Saturday, March 20, 2010

Abuse audit may roll out or older bishops could resign en masse

WHERE TO from here?

The question is being asked at senior levels within the Irish Catholic Church, and not just by Cardinal Seán Brady.

It is also being asked by the faithful of other denominations, and among the faithless too.

All are agreed on one point: it is time for radical action.

Currently two options seem uppermost.

One is a proposed extension of the Murphy Commission’s remit to investigate the remaining 17 Catholic dioceses in the Republic not yet looked at by a statutory inquiry.

This could run with a Northern Ireland counterpart investigating those two Catholic dioceses wholly that side of the Border and which, together with an extended Murphy Commission, would investigate the four cross-Border dioceses.

This week the One in Four group called for an extension of the Murphy remit to undertake that task and last Tuesday the Archbishop of Dublin Diarmuid Martin said: “I do not believe that extending the Murphy commission to every diocese in Ireland would be the best way to use money for child protection. But it may be the only way.”

Asked whether the church would help fund the extension of the commission’s remit, Archbishop Martin said “we’ll see what way it goes”.

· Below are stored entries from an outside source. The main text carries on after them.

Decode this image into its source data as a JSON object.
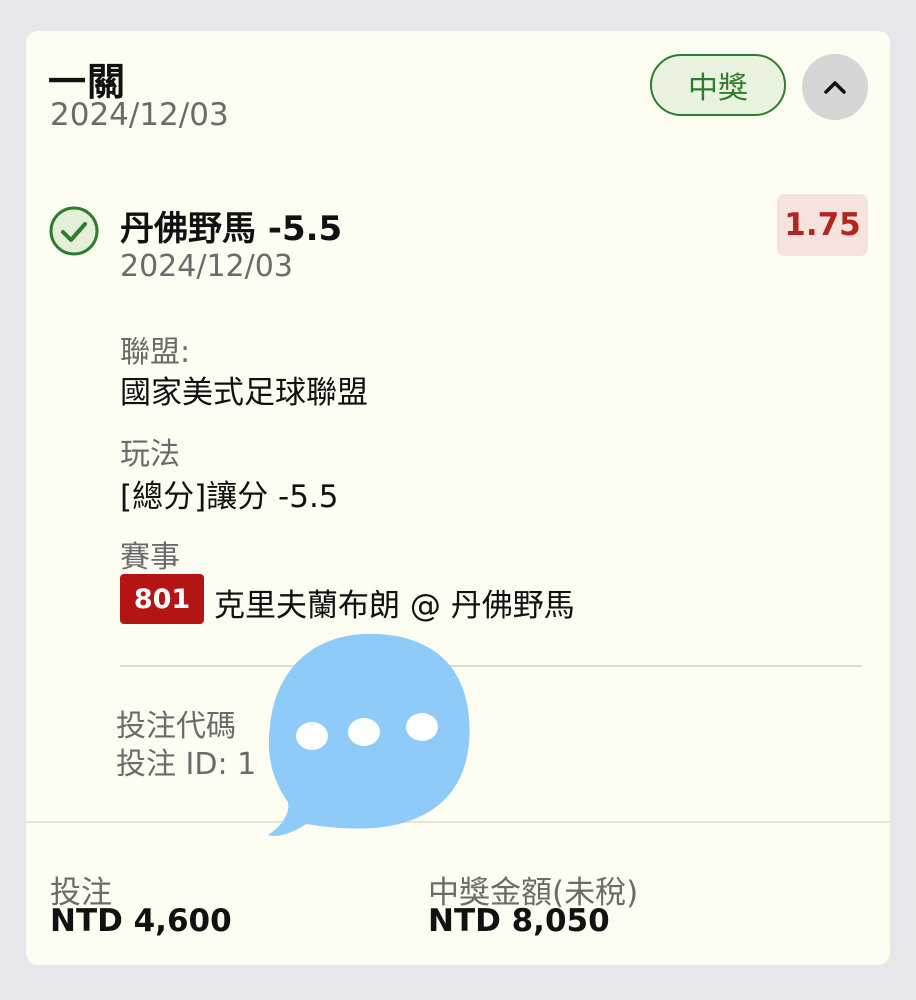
{
  "header": {
    "title": "一關",
    "date": "2024/12/03",
    "status_badge": "中獎"
  },
  "selection": {
    "name": "丹佛野馬 -5.5",
    "date": "2024/12/03",
    "odds": "1.75"
  },
  "details": {
    "league_label": "聯盟:",
    "league_value": "國家美式足球聯盟",
    "market_label": "玩法",
    "market_value": "[總分]讓分 -5.5",
    "event_label": "賽事",
    "event_number": "801",
    "event_name": "克里夫蘭布朗 @ 丹佛野馬"
  },
  "bet_info": {
    "code_label": "投注代碼",
    "id_label": "投注 ID: 1"
  },
  "footer": {
    "stake_label": "投注",
    "stake_value": "NTD 4,600",
    "payout_label": "中獎金額(未稅)",
    "payout_value": "NTD 8,050"
  },
  "colors": {
    "win_green": "#2e7d2e",
    "odds_red": "#b3261e",
    "event_badge_red": "#b31515",
    "chat_blue": "#8fcbf9"
  },
  "icons": {
    "check": "check-circle-icon",
    "collapse": "chevron-up-icon",
    "chat": "chat-bubble-icon"
  }
}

A spokesman for Minister for Justice Dermot Ahern said he was “very aware of developments concerning extending the remit of the commission” but that he wanted to see the current HSE audit of the Catholic dioceses completed first. That audit is currently being finalised.

Mr Ahern’s spokesman also pointed out that extension of the Murphy remit would be a matter for the Cabinet.

Informed sources have suggested that a number of separate commission inquiry teams could be set up under the same Act to work in parallel and so expedite the job which, as none of the other dioceses in Ireland are nearly as big as Dublin, would not take as long to investigate.

An indication of what may be involved in a second option can be gleaned from comments by Fr Michael Canny, spokesman for Derry diocese, on RTÉ Radio 1’s Today with Pat Kenny yesterday. This option could avoid any necessity to extend the Murphy Commission and any additonal costs.

Fr Canny said that “from the point of view of the faith of the faithful, there might have to be a cathartic moment”.

When Pat Kenny put it to him that this “might just mean the cardinal going”, Fr Canny responded “well, it might mean the cardinal going and I also think ... that maybe anybody and everybody who had any dealings with this matter prior to protocols might have to look at their own situation”.

In translation what he meant is that those bishops who dealt with the clerical child sex abuse issue prior to the introduction of the church’s framework document on child protection in 1996, might think about standing down.

Currently there are 30 members of the Irish Bishops’ Conference, including five auxiliary bishops and Bishop John Magee.

Of that number 19 were ordained bishop before 1996.

Four of the latter have reached the retirement age of 75, with another man reaching that age next year.

A further three have offered their resignations to the pope.

Of the remaining 11, nine are 70 or over.

Some of those may be prepared to “go gentle”, as is the Bishop of Kildare Leighlin, 73-year-old Jim Moriarty. He offered his resignation to Pope Benedict on December 23rd last when he said that, with the benefit of hindsight, “I accept that, from the time I became an auxiliary bishop (1991), I should have challenged the prevailing culture.”

A week previously, he said: “My position is simple. I am 73 years old and I am obliged to hand in my resignation when I turn 75. However, if it will serve the church, the victims and the people, I am prepared to go sooner but no decision has been taken on that yet.”

The same argument could well apply also where some of Bishop Moriarty’s colleagues are concerned.

It would allow for the “cathartic moment” Fr Canny spoke of yesterday. It would also allow for a radical rationalisation in the number of Irish Catholic dioceses.

There are 26 here for a population of 4.5 million Catholics. Germany has 27 dioceses for 39 million Catholics.

In his 2003 book The End of Irish Catholicism? Fr Vincent Twomey proposed the number of Irish dioceses be reduced to 12.